I’m not a fan of the growing trend for artificially prolonging a franchise by splitting the last instalment into two parts. There are reasons why trilogies evolved as a dominant storytelling structure rather than tetralogies, even though tetralogy sounds a lot cooler. The “Harry Potter” franchise just about got away with it (thanks to the source booking being huge) but “The Hunger Games” third and final book adaptation doesn’t fare nearly so well.
Partly, this comes from the (necessary) abandonment of the story’s core concept: the games themselves and partly from the cast who seem numbed and detached, not be the horrors of war and poverty but by the banality and drudgery of a script with too little incident and too much time on its hands. Characters have in-world conversations about whether or not Katniss Everdeen is capable of being the Mockingjay and argue over which Katniss they have rescued. I’ll tell you which one you’ve got: the one from the first movie; the one who seemed disinterested and underwhelming, completely unconvincing as a figurehead for a revolutionary movement.

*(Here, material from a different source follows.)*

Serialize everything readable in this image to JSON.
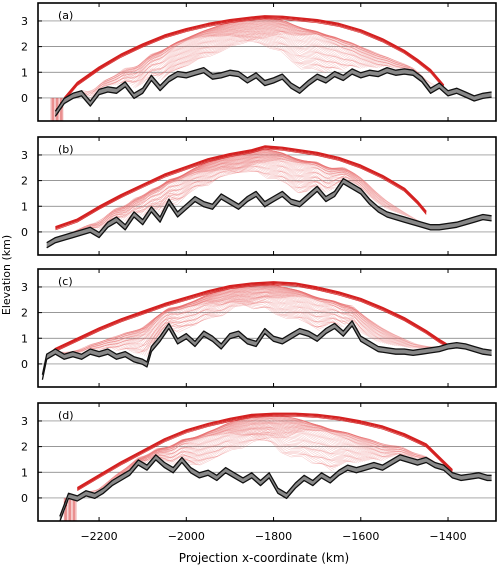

It’s not just Jennifer Lawrence’s fault either, as the rest of the cast seem subdued as well, with only Elizabeth Banks and John Hutcherson getting the opportunity to breathe real life into their characters. In fact it’s only once Banks’ Effie Trinket, shorn of all her finery, pops up that the film comes to life at all. Despite having rescued the franchise with the aggressive, kinetic and thrilling “Catching Fire”, director Francis Lawrence seems at a loss as to how to structure this tale now it’s been cut in two. There are far too many scenes of Katniss moping around, reluctant to embrace her destiny or even help the people who need her. The script, a surprising let-down from the usually excellent Danny Strong, mostly constrains Katniss to either tearful or angrily tearful.

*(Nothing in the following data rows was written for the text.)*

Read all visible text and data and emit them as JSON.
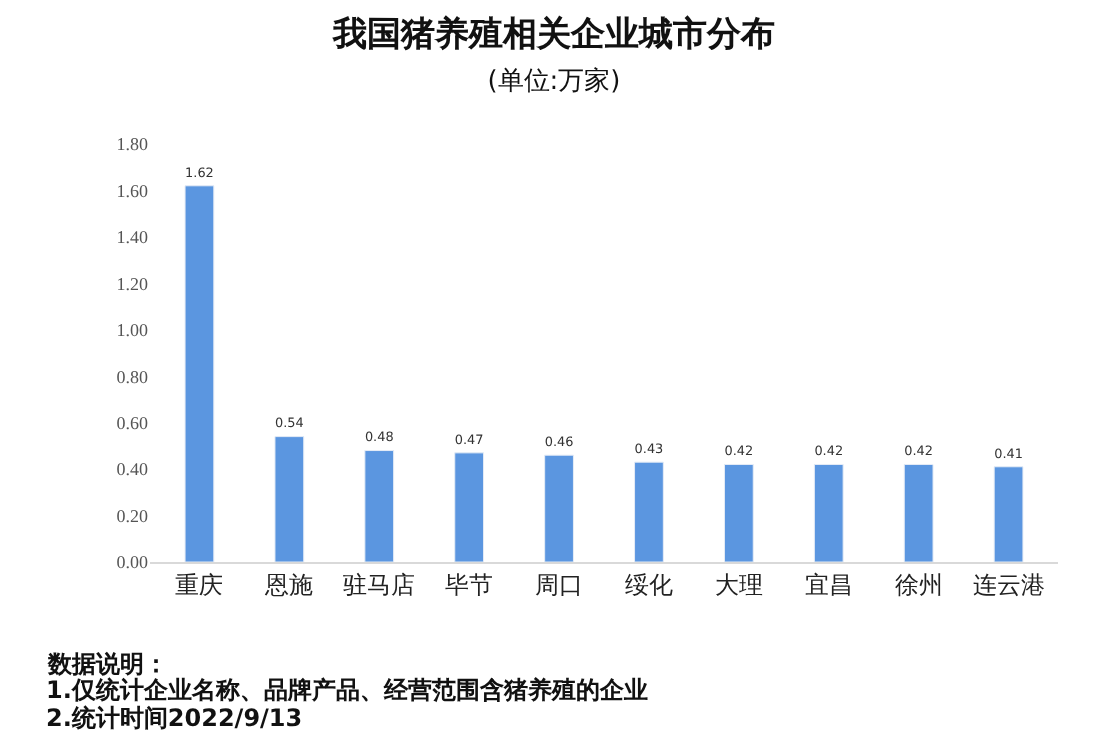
{
  "chart_data": {
    "type": "bar",
    "title": "我国猪养殖相关企业城市分布",
    "subtitle": "(单位:万家)",
    "categories": [
      "重庆",
      "恩施",
      "驻马店",
      "毕节",
      "周口",
      "绥化",
      "大理",
      "宜昌",
      "徐州",
      "连云港"
    ],
    "values": [
      1.62,
      0.54,
      0.48,
      0.47,
      0.46,
      0.43,
      0.42,
      0.42,
      0.42,
      0.41
    ],
    "color": "#5b96e0",
    "data_labels": true,
    "ylim": [
      0,
      1.8
    ],
    "yticks": [
      {
        "value": 0,
        "label": "0.00"
      },
      {
        "value": 0.2,
        "label": "0.20"
      },
      {
        "value": 0.4,
        "label": "0.40"
      },
      {
        "value": 0.6,
        "label": "0.60"
      },
      {
        "value": 0.8,
        "label": "0.80"
      },
      {
        "value": 1.0,
        "label": "1.00"
      },
      {
        "value": 1.2,
        "label": "1.20"
      },
      {
        "value": 1.4,
        "label": "1.40"
      },
      {
        "value": 1.6,
        "label": "1.60"
      },
      {
        "value": 1.8,
        "label": "1.80"
      }
    ],
    "annotations": [
      "数据说明：",
      "1.仅统计企业名称、品牌产品、经营范围含猪养殖的企业",
      "2.统计时间2022/9/13"
    ]
  }
}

The film also singularly fails to show why Katniss should be so eager to side with District 13’s President Coin. The previous films may have demonstrated just why President Snow should be overthrown but it’s hard to shake the impression that installing Coin in his place and allowing her to impose her totalitarian communist society across PanEm would be any better. The world built to support the Hunger Games story has always been a bit of a strain on credibility and devoid of the action-packed bread and circuses centrepiece, the cracks really start to show. District 13 is not a pleasant place to be, and it’s not clear that this is all out of necessity. We’re also told (repeatedly) that both leaders are master tacticians and strategists using the most cunning and subtle of ploys yet every move Snow makes is telegraphed in advance by an almost Batman villain-like need to monologue and give little clues to his plots. Easily foreseeable events take even the most battle-hardened soldiers and leaders by surprise while the only tactic Coin seems to favour, regardless of the military objective, is to throw wave after wave of cannon fodder at the enemy until they run out of ammo. In itself, that may be the bravest and most interesting thing this film does as it tries hard to replace momentum with commentary on the futility and brutality of war.
When it rouses itself, it manages to be intense and spectacular but these set-pieces are so few and far between that they only serve to highlight the grimly humourless and threadbare nature of the script. There is still a chance the overall story will be redeemed by Part 2, which is less than a year away but with a disengaging lead-in like this, the odds are no longer in its favour.